Ende der 50er-Jahre
war der sogenannte “Mecki-Haarschnitt” bei kleinen Jungs angesagt. Er bezog sich auf die bekannte Comicfigur und glich einem amerikanischen GI-Schnitt. Das heißt, die Haare wurden sehr kurz geschnitten und standen senkrecht nach oben. Auch ich wollte das als ca. Achtjähriger und ließ mich mutig beim Friseur darauf ein. Aber leider, leider. Bei mir standen die Haare nicht senkrecht nach oben, sondern lagen platt auf meinem Kopf. Meine Mutter sagte: „Du siehst aus wie ein verhungertes Russenkind!“ Woher hatte sie diese Information?
Friseur “Rudel”
Der Friseur im Rastatter Dörfel, in der Nachbarschaft der „Kaserne“, war Rudolf „Rudel“ Dotzauer. Alle gingen zu ihm. Ein Haarschnitt für mich als Kind und Jugendlicher kostete 1,70 DM, Trinkgeld gab es keines. Den Haarschnitt nannte man Fasson, er war an den Seiten sehr kurz und hatte einen Seitenscheitel. Bevor man den Friseursalon verließ, wurde man mit Kölnisch Wasser eingenebelt. Erst dann konnte man unter größter Vorsicht den Laden verlassen: „Hoffentlich sieht mich keiner!”
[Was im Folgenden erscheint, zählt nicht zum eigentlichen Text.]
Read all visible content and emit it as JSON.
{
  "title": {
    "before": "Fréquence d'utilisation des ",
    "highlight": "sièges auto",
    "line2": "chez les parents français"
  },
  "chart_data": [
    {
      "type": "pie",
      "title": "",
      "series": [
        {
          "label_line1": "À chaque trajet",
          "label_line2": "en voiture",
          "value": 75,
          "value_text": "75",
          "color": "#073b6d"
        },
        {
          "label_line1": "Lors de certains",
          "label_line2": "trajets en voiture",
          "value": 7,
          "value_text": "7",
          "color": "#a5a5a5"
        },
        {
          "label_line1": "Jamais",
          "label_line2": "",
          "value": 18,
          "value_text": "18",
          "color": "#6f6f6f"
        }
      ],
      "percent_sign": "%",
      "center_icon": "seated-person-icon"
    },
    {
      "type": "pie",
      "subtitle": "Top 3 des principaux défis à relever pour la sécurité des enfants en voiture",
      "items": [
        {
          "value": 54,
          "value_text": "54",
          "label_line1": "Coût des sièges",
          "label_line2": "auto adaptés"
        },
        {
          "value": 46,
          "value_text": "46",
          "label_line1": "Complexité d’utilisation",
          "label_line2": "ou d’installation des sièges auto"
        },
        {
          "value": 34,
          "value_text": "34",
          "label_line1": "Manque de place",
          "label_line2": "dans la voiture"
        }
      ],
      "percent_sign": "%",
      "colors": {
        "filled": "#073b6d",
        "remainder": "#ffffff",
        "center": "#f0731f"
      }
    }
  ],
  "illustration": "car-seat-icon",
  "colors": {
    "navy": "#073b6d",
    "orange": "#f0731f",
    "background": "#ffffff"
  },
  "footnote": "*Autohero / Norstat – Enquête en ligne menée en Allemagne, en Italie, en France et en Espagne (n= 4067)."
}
Zuhause angekommen, waren die Kommentare immer vernichtend: „Ah, wieder ein Hitlerjungen-Schnitt!“
Erlösung
Mit 14 kam dann die Erlösung. Ich durfte einen anderen Friseursalon „in der Stadt“ aufsuchen und mir einen sogenannten „Rundschnitt“, in der Familie auch „Franzosen-Schnitt“, machen lassen, das heißt mit Haaren bis in den Nacken und mit „Koteletten“. Stolz posierte ich vor dem Spiegel. Meine vormals französisch verheiratete Tante kommentierte: „Sieht toll aus!“
Ich war vom Status des Kindes in den des Jugendlichen aufgestiegen.
Foto aus meinem Wehrpass; erstellt ca 1967
Jahrelang war dann ein Friseur-Besuch überhaupt nicht mehr angesagt. Man schnitt sich die Haare selbst, wenn überhaupt. Wild und gefährlich war das Leben geworden.
Nachtrag
Jahrzehnte später, als ich bereits in der Moosbergstraße in Darmstadt wohnte, habe ich mir in der nahegelegenen Cambrai-Fritsch-Kaserne, die von einer amerikanischen Einheit bezogen worden war, im Barber-Shop einen originalen GI-Haircut machen lassen. Bilder davon gibt es nicht. (Ist wohl auch besser so.)
Epilog
Einen Tag, nachdem ich diesen Beitrag geschrieben habe, sitze ich bei meinem „Hausfriseur“ in Darmstadt und erhalte die schreckliche Nachricht, dass der Salon im August für immer schließt, da sich kein Nachfolger gefunden habe.
Damit endet eine über 40jährige Geschäftsbeziehung und ich muss mich wieder auf die Suche machen Aber Rettung naht: Seine Mitarbeiterin, die mir ebenfalls immer wieder meine Haare zu meiner (und Sabines) voller Zufriedenheit schnitt, wechselt in einen anderen Salon in Darmstadt und nimmt mich gerne als Kunde mit. Ufff.